2. Idempotency in Failure Scenarios
Problem: Consider this sequence:
handleFinalizer successfully calls the AWS DeleteBucket API. controllerutil.RemoveFinalizer and r.Update(ctx, s3Bucket). When the operator restarts, it will trigger reconciliation for the my-test-bucket CR again. The deletionTimestamp is still set, so it will call handleFinalizer a second time. If the code is not idempotent, this could cause problems.
Solution: The cleanup logic must gracefully handle cases where the resource is already gone. Our implementation already does this:
// Inside handleFinalizer
_, err = s3Client.HeadBucket(ctx, &s3.HeadBucketInput{...})
if err != nil {
var nsb *types.NotFound
if errors.As(err, &nsb) {
// The bucket is already gone. This is a success condition for cleanup.
logger.Info("S3 bucket does not exist. Finalizer can be removed.")
return nil
}
return fmt.Errorf("failed to check bucket existence: %w", err)
}
This HeadBucket check is the key to idempotency. It ensures that calling the finalizer logic multiple times on a deleted resource results in a success state, allowing the finalizer to be removed and the process to complete.
3. Coordinating Multiple Controllers with Multiple Finalizers
Problem: An S3Bucket CR might be managed by more than one controller. Our s3-operator manages its lifecycle. A separate backup-operator might need to ensure a final backup is taken before the bucket is deleted. Both need to perform pre-delete actions.
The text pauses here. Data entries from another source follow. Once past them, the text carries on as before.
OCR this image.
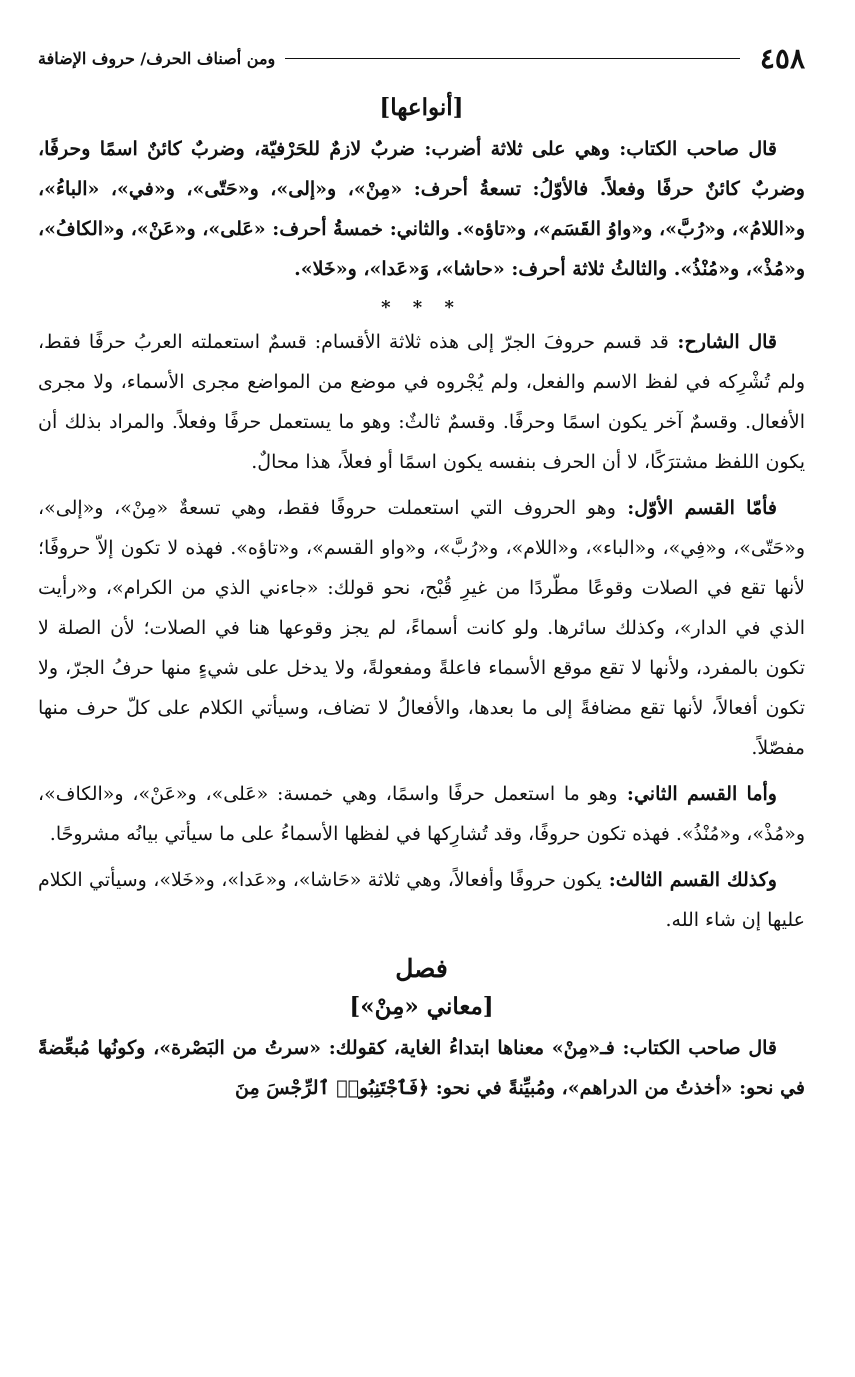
٤٥٨
ومن أصناف الحرف/ حروف الإضافة
[أنواعها]

قال صاحب الكتاب: وهي على ثلاثة أضرب: ضربٌ لازمٌ للحَرْفيّة، وضربٌ كائنٌ اسمًا وحرفًا، وضربٌ كائنٌ حرفًا وفعلاً. فالأوّلُ: تسعةُ أحرف: «مِنْ»، و«إلى»، و«حَتّى»، و«في»، «الباءُ»، و«اللامُ»، و«رُبَّ»، و«واوُ القَسَم»، و«تاؤه». والثاني: خمسةُ أحرف: «عَلى»، و«عَنْ»، و«الكافُ»، و«مُذْ»، و«مُنْذُ». والثالثُ ثلاثة أحرف: «حاشا»، وَ«عَدا»، و«خَلا».

* * *

قال الشارح: قد قسم حروفَ الجرّ إلى هذه ثلاثة الأقسام: قسمٌ استعملته العربُ حرفًا فقط، ولم تُشْرِكه في لفظ الاسم والفعل، ولم يُجْروه في موضع من المواضع مجرى الأسماء، ولا مجرى الأفعال. وقسمٌ آخر يكون اسمًا وحرفًا. وقسمٌ ثالثٌ: وهو ما يستعمل حرفًا وفعلاً. والمراد بذلك أن يكون اللفظ مشترَكًا، لا أن الحرف بنفسه يكون اسمًا أو فعلاً، هذا محالٌ.

فأمّا القسم الأوّل: وهو الحروف التي استعملت حروفًا فقط، وهي تسعةٌ «مِنْ»، و«إلى»، و«حَتّى»، و«فِي»، و«الباء»، و«اللام»، و«رُبَّ»، و«واو القسم»، و«تاؤه». فهذه لا تكون إلاّ حروفًا؛ لأنها تقع في الصلات وقوعًا مطّردًا من غيرِ قُبْح، نحو قولك: «جاءني الذي من الكرام»، و«رأيت الذي في الدار»، وكذلك سائرها. ولو كانت أسماءً، لم يجز وقوعها هنا في الصلات؛ لأن الصلة لا تكون بالمفرد، ولأنها لا تقع موقع الأسماء فاعلةً ومفعولةً، ولا يدخل على شيءٍ منها حرفُ الجرّ، ولا تكون أفعالاً، لأنها تقع مضافةً إلى ما بعدها، والأفعالُ لا تضاف، وسيأتي الكلام على كلّ حرف منها مفصّلاً.

وأما القسم الثاني: وهو ما استعمل حرفًا واسمًا، وهي خمسة: «عَلى»، و«عَنْ»، و«الكاف»، و«مُذْ»، و«مُنْذُ». فهذه تكون حروفًا، وقد تُشارِكها في لفظها الأسماءُ على ما سيأتي بيانُه مشروحًا.

وكذلك القسم الثالث: يكون حروفًا وأفعالاً، وهي ثلاثة «حَاشا»، و«عَدا»، و«خَلا»، وسيأتي الكلام عليها إن شاء الله.

فصل
[معاني «مِنْ»]

قال صاحب الكتاب: فـ«مِنْ» معناها ابتداءُ الغاية، كقولك: «سرتُ من البَصْرة»، وكونُها مُبعِّضةً في نحو: «أخذتُ من الدراهم»، ومُبيِّنةً في نحو: ﴿فَٱجْتَنِبُوا۟ ٱلرِّجْسَ مِنَ
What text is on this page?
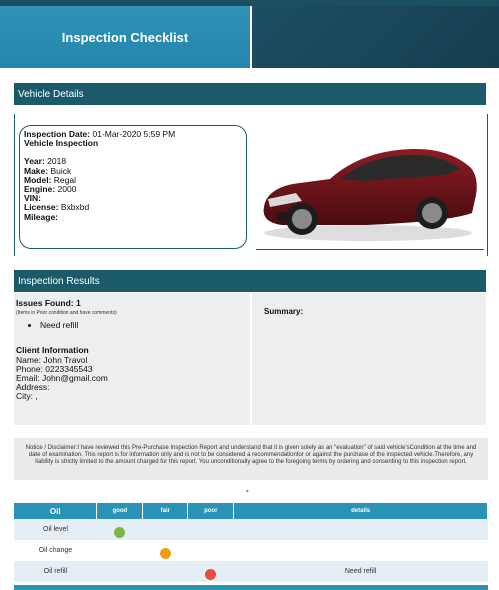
Inspection Checklist
Vehicle Details
Inspection Date: 01-Mar-2020 5:59 PM
Vehicle Inspection
Year: 2018
Make: Buick
Model: Regal
Engine: 2000
VIN:
License: Bxbxbd
Mileage:
Inspection Results
Issues Found: 1
(Items in Poor condition and have comments)
• Need refill
Client Information
Name: John Travol
Phone: 0223345543
Email: John@gmail.com
Address:
City: ,
Summary:
Notice / Disclaimer:I have reviewed this Pre-Purchase Inspection Report and understand that it is given solely as an "evaluation" of said vehicle'sCondition at the time and date of examination. This report is for information only and is not to be considered a recommendationfor or against the purchase of the inspected vehicle.Therefore, any liability is strictly limited to the amount charged for this report. You unconditionally agree to the foregoing terms by ordering and consenting to this inspection report.
-
Oil	good	fair	poor	details
Oil level				
Oil change				
Oil refill				Need refill
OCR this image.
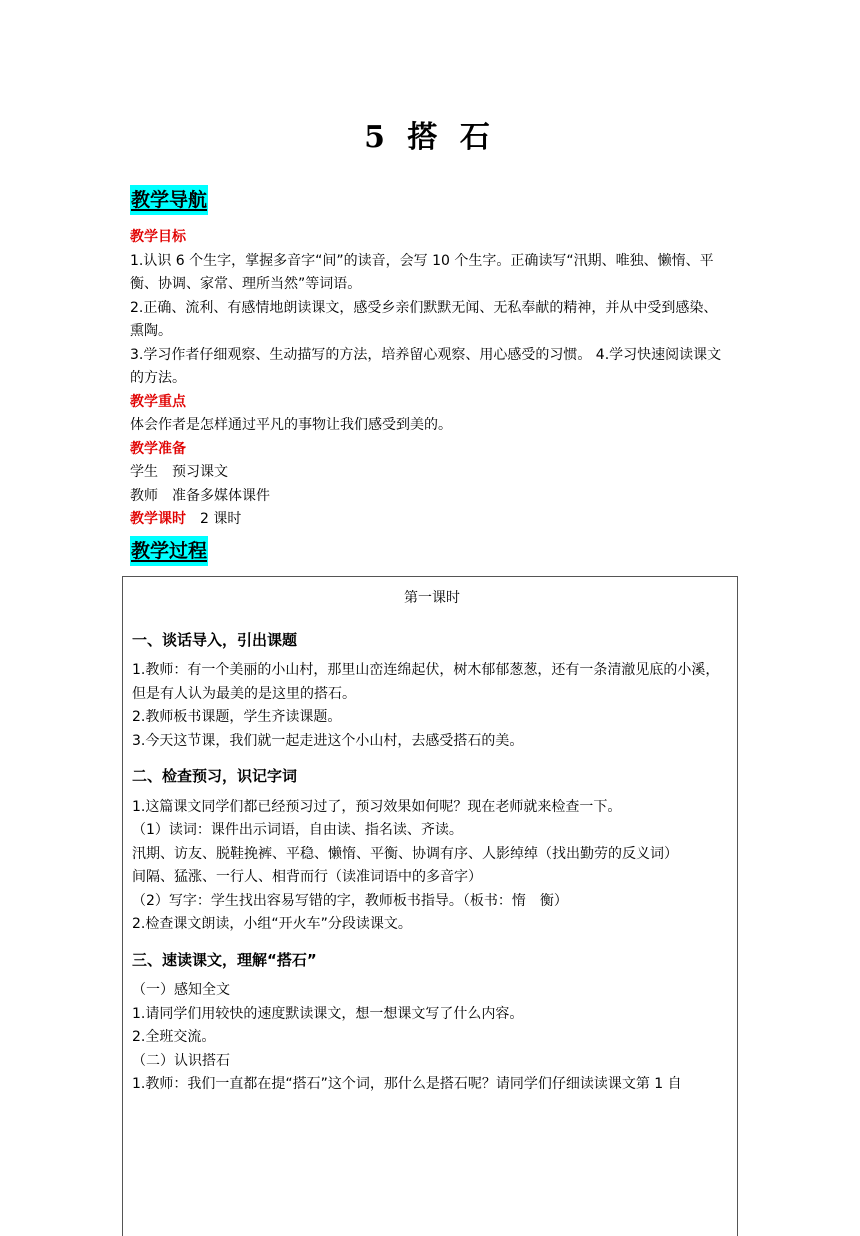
5 搭 石
教学导航

教学目标

1.认识 6 个生字，掌握多音字“间”的读音，会写 10 个生字。正确读写“汛期、唯独、懒惰、平衡、协调、家常、理所当然”等词语。

2.正确、流利、有感情地朗读课文，感受乡亲们默默无闻、无私奉献的精神，并从中受到感染、熏陶。

3.学习作者仔细观察、生动描写的方法，培养留心观察、用心感受的习惯。 4.学习快速阅读课文的方法。

教学重点

体会作者是怎样通过平凡的事物让我们感受到美的。

教学准备

学生　预习课文

教师　准备多媒体课件

教学课时　2 课时

教学过程

第一课时

一、谈话导入，引出课题

1.教师：有一个美丽的小山村，那里山峦连绵起伏，树木郁郁葱葱，还有一条清澈见底的小溪，但是有人认为最美的是这里的搭石。

2.教师板书课题，学生齐读课题。

3.今天这节课，我们就一起走进这个小山村，去感受搭石的美。

二、检查预习，识记字词

1.这篇课文同学们都已经预习过了，预习效果如何呢？现在老师就来检查一下。

（1）读词：课件出示词语，自由读、指名读、齐读。

汛期、访友、脱鞋挽裤、平稳、懒惰、平衡、协调有序、人影绰绰（找出勤劳的反义词）

间隔、猛涨、一行人、相背而行（读准词语中的多音字）

（2）写字：学生找出容易写错的字，教师板书指导。（板书：惰　衡）

2.检查课文朗读，小组“开火车”分段读课文。

三、速读课文，理解“搭石”

（一）感知全文

1.请同学们用较快的速度默读课文，想一想课文写了什么内容。

2.全班交流。

（二）认识搭石

1.教师：我们一直都在提“搭石”这个词，那什么是搭石呢？请同学们仔细读读课文第 1 自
Solution: Both operators can add their own unique finalizers to the CR.
* s3-operator adds s3.my-company.com/finalizer
* backup-operator adds backup.my-company.com/finalizer
When kubectl delete is called, Kubernetes will set the deletionTimestamp but will not garbage collect the object until both finalizers are removed. Each operator's reconciliation loop is responsible only for checking for and removing its own finalizer after its specific cleanup task is complete. This provides a powerful, loosely-coupled mechanism for coordinating complex, multi-step cleanup procedures across different domains.
Performance and Scalability
* API Server Load: Every CR creation and deletion now involves an extra UPDATE API call to add/remove the finalizer. For an operator managing tens of thousands of CRs with high churn, this can add significant load to the Kubernetes API server. There is no simple way around this, as it's fundamental to the pattern. It's a trade-off for correctness.
* Concurrent Reconciles: If a thousand CRs are deleted simultaneously, the operator might try to launch a thousand concurrent cleanup jobs, potentially overwhelming the external API (e.g., AWS S3 API rate limits). You can control this by setting MaxConcurrentReconciles in your main.go.
// main.go
...
err = builder.Build().Start(ctx)
if err != nil {
mgr, err := ctrl.NewManager(ctrl.GetConfigOrDie(), ctrl.Options{
Scheme: scheme,
// ... other options
})
// ...
if err = (&controllers.S3BucketReconciler{
Client: mgr.GetClient(),
Scheme: mgr.GetScheme(),
}).SetupWithManager(mgr, controller.Options{MaxConcurrentReconciles: 10}); err != nil {
// handle error
}
}
Setting this to a reasonable number (e.g., 10) creates a worker pool, ensuring that no more than 10 Reconcile loops run concurrently, effectively throttling requests to the external system.
Conclusion
Finalizers are the cornerstone of any robust Kubernetes operator that manages stateful, external resources. They elevate an operator from a simple automation tool to a true lifecycle manager that respects external dependencies. By meticulously handling the deletionTimestamp, ensuring cleanup logic is idempotent, providing clear status updates for failure states, and managing concurrency, you can build operators that are resilient, observable, and safe to run in large-scale production environments. The patterns discussed here are not just best practices; they are the minimum requirement for bridging the declarative Kubernetes world with the imperative reality of external systems.